Bureaus fined for credit score confusion

51w4H0Y7W7L._SX333_BO1,204,203,200_The Consumer Financial Protection Bureau today ordered Equifax and TransUnion to pay more than $23 million in restitution and fines for deceiving consumers about the usefulness and actual cost of credit scores they sold to consumers. Regulators said the bureaus also lured customers into expensive subscriptions when people thought they were getting free scores.

The CFPB said the bureaus were selling scores without making it clear that they weren’t the FICO scores lenders typically use in their decisions. TransUnion was selling VantageScores and Equifax sold a proprietary score. (Important to note here that VantageScores are now offered for free by many sites, including my employer NerdWallet.)

Credit scoring can be complex, and people are easily confused about the different types of scores and how they’re used by lenders. For example, many people think they have one credit score, when in fact we have many, and those scores change all the time.
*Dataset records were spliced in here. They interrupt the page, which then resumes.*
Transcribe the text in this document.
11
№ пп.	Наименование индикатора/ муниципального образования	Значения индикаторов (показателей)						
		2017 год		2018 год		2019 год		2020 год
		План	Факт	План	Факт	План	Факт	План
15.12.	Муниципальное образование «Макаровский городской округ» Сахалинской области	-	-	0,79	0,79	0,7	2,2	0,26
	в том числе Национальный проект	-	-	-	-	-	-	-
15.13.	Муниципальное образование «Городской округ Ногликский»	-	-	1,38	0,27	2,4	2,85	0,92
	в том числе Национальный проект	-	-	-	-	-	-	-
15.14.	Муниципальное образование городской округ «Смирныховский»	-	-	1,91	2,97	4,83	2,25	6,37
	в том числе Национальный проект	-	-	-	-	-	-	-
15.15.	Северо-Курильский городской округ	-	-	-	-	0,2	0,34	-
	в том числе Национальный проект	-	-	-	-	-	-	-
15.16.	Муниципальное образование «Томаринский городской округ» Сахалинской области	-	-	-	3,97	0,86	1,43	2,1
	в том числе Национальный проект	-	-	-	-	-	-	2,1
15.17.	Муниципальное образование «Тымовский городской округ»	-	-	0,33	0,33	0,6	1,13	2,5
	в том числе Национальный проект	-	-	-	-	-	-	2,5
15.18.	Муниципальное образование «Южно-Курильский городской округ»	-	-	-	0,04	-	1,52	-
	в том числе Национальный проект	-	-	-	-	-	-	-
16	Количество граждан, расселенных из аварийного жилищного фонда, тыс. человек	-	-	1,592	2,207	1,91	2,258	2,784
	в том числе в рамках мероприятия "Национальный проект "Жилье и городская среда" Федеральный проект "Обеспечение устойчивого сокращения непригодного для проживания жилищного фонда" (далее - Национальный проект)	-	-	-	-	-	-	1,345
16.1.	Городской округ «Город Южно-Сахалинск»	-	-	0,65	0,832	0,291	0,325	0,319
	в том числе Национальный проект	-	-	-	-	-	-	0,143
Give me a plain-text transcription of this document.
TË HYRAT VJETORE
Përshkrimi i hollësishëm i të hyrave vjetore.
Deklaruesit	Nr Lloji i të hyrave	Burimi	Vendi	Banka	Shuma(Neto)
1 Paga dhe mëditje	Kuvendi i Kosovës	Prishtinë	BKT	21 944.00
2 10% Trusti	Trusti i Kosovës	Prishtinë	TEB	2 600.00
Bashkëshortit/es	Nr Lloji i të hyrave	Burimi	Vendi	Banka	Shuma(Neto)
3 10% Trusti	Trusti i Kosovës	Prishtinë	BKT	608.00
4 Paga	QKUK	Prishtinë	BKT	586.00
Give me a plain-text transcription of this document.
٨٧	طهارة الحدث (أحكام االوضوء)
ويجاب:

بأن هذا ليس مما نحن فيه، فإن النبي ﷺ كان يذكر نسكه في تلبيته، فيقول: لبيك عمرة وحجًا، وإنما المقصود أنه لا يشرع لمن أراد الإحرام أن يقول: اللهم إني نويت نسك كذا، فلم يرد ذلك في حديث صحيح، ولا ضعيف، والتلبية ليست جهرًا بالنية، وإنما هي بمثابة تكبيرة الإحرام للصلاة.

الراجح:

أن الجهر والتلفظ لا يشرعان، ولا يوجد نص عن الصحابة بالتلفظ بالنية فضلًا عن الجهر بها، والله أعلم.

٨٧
People often don’t understand that the scores they’re seeing aren’t necessarily the ones used by lenders. Most lenders use some version of the FICO credit scoring formula, but FICOs come in many different versions and iterations. There are different generations of FICO scores and formulas tweaked for different industries, such as credit cards or auto loans. Furthermore, the FICOs you get from one major credit bureau will differ from the FICOs you can get from the two other bureaus.
Before VantageScore, the bureaus often sold proprietary scores that were used by few, if any, lenders. That led consumer advocates to label these proprietary scores as “FAKO” scores. VantageScores definitely aren’t FAKOs, since they’re used by 20 of the 25 largest financial institutions. But they may be used behind the scenes–for marketing or testing, rather than for deciding whether you get a loan or the interest rate you’ll get.
A VantageScores can give you a general idea of how lenders might view you as a credit risk. If you’re in the market for a major loan such as a mortgage or auto loan, however, you should consider buying the appropriate FICOs from MyFICO.com to get the clearest idea of where you stand.